Она успела передумать о многом, испугаться, укорить себя за малодушие и бредовые страхи, ужаснуться и поверить в то, что это только чья-то шутка, злая, жестокая, но шутка, когда, наконец, хлопнула входная дверь. Лиза обернулась на звук и увидела мужчину, вошедшего в комнату. Чуть за тридцать, крепкого сложения, в простом кафтане дворянского кроя, на голове мурмолка с лисьей оторочкой. Не сказать, что богатое одеяние, но сукно добротное и дорогое. Как и сапоги отличной выделки. Через грудь перевязь, на боку шпага, под кафтаном поверх камзола широкий поясной ремень с заткнутыми за него двумя пистолетами.

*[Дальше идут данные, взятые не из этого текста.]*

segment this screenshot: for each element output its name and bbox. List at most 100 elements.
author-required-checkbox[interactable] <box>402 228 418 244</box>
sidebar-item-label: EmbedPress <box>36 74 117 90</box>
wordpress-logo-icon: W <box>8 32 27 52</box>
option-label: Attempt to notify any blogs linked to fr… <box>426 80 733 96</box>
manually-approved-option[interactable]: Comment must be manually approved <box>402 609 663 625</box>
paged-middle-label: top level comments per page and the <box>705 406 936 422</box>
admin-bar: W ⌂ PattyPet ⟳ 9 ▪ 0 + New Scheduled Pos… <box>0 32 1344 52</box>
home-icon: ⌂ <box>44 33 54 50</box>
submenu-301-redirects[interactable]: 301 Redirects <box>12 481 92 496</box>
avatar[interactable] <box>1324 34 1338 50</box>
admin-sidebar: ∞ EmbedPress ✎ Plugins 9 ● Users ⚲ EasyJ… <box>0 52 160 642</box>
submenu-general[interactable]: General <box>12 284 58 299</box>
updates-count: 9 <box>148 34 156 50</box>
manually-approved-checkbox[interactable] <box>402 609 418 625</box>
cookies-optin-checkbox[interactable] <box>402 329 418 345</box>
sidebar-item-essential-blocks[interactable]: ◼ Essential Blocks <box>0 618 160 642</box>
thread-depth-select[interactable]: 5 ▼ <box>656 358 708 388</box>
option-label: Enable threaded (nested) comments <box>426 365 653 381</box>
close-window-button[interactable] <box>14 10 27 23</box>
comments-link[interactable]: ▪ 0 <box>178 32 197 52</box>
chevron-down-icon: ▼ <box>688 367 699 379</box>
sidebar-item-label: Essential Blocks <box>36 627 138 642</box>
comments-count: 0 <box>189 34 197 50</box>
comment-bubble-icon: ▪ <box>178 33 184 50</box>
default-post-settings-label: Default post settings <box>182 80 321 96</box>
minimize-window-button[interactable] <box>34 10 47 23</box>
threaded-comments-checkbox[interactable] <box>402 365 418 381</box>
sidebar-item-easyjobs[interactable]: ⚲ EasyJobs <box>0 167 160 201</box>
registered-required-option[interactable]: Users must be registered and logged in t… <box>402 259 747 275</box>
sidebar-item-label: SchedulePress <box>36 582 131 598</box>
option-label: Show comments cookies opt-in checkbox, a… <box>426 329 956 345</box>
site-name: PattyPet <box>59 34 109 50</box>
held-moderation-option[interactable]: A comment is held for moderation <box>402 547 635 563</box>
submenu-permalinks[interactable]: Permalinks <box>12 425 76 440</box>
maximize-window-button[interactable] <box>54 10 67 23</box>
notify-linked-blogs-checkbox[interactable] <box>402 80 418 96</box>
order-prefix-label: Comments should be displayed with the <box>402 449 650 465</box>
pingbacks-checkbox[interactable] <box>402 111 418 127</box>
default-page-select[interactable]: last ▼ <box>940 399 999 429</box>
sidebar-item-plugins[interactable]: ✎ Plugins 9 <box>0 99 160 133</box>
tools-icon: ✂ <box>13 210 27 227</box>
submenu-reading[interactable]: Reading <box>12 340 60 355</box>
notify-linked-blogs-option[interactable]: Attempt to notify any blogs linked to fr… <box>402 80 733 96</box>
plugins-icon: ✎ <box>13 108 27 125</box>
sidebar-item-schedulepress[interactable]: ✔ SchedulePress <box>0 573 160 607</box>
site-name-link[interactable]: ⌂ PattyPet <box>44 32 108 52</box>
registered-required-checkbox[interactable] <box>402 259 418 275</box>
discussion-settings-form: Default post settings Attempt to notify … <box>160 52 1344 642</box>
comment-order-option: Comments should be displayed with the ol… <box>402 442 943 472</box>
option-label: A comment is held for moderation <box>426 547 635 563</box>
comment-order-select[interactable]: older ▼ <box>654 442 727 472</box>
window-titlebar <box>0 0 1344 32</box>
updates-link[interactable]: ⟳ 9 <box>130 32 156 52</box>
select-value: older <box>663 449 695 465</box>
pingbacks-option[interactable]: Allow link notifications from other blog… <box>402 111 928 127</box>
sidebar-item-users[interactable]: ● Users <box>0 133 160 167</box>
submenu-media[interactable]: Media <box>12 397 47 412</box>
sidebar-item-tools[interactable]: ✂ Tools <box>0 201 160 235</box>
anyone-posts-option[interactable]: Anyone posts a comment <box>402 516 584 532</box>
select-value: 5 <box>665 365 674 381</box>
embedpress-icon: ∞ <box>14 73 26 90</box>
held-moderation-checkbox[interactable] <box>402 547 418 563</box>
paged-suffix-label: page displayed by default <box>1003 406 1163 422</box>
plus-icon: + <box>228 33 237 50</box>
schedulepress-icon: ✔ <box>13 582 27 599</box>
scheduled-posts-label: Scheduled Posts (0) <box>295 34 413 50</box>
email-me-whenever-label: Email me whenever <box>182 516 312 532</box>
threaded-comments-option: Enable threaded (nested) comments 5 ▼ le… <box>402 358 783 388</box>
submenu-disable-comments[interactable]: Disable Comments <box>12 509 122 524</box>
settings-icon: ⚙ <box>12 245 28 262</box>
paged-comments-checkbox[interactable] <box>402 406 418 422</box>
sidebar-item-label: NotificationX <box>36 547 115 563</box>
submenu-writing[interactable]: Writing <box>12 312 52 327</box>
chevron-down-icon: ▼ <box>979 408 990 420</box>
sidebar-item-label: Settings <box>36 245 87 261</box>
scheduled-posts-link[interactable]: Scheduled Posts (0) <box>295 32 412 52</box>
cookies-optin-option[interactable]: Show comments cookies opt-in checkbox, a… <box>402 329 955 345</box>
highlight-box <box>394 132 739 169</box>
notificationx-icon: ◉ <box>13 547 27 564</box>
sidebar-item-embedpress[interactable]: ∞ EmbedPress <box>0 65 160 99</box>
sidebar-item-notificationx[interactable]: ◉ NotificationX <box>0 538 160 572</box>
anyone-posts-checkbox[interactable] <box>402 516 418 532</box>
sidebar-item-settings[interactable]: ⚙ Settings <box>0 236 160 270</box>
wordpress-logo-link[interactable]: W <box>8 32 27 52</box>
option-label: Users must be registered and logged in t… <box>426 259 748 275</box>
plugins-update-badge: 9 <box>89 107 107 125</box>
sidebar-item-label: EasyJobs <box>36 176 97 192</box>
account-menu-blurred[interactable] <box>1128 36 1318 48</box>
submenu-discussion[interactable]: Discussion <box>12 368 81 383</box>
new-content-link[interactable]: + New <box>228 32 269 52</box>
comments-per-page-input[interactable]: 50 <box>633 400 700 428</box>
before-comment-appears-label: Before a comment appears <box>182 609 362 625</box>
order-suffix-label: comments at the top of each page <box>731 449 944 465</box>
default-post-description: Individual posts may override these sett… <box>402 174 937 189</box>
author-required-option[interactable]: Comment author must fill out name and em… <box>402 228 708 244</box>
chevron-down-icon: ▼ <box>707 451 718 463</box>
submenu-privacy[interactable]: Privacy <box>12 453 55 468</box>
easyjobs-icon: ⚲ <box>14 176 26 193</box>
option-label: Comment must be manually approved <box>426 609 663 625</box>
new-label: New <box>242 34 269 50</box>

— Опамятовалась, девочка, — удовлетворённо произнёс он и прошёл к письменному столу.

Снял с себя перевязь и повесил на крюк, вбитый в стену, поверх пристроил мурмолку. С глухим стуком выложил на столешницу пистолеты, рядом положил перчатки. Обернулся в сторону смотревшей на него пленницы и ободряюще улыбнулся.

— Не переживай, милая, скоро всё закончится, — подмигнув, заверил он.

Только теперь она сообразила, что лежит абсолютно нагая. Страх словно испарился, и её залила краска стыда. Она знала всё о взаимоотношениях мужчины и женщины, благо матушка вовремя всё ей рассказала, да и старшей сестре было что поведать. Она, конечно, девица, но ей уже двадцать один, служит на Кавказе и успела наслушаться от сослуживцев.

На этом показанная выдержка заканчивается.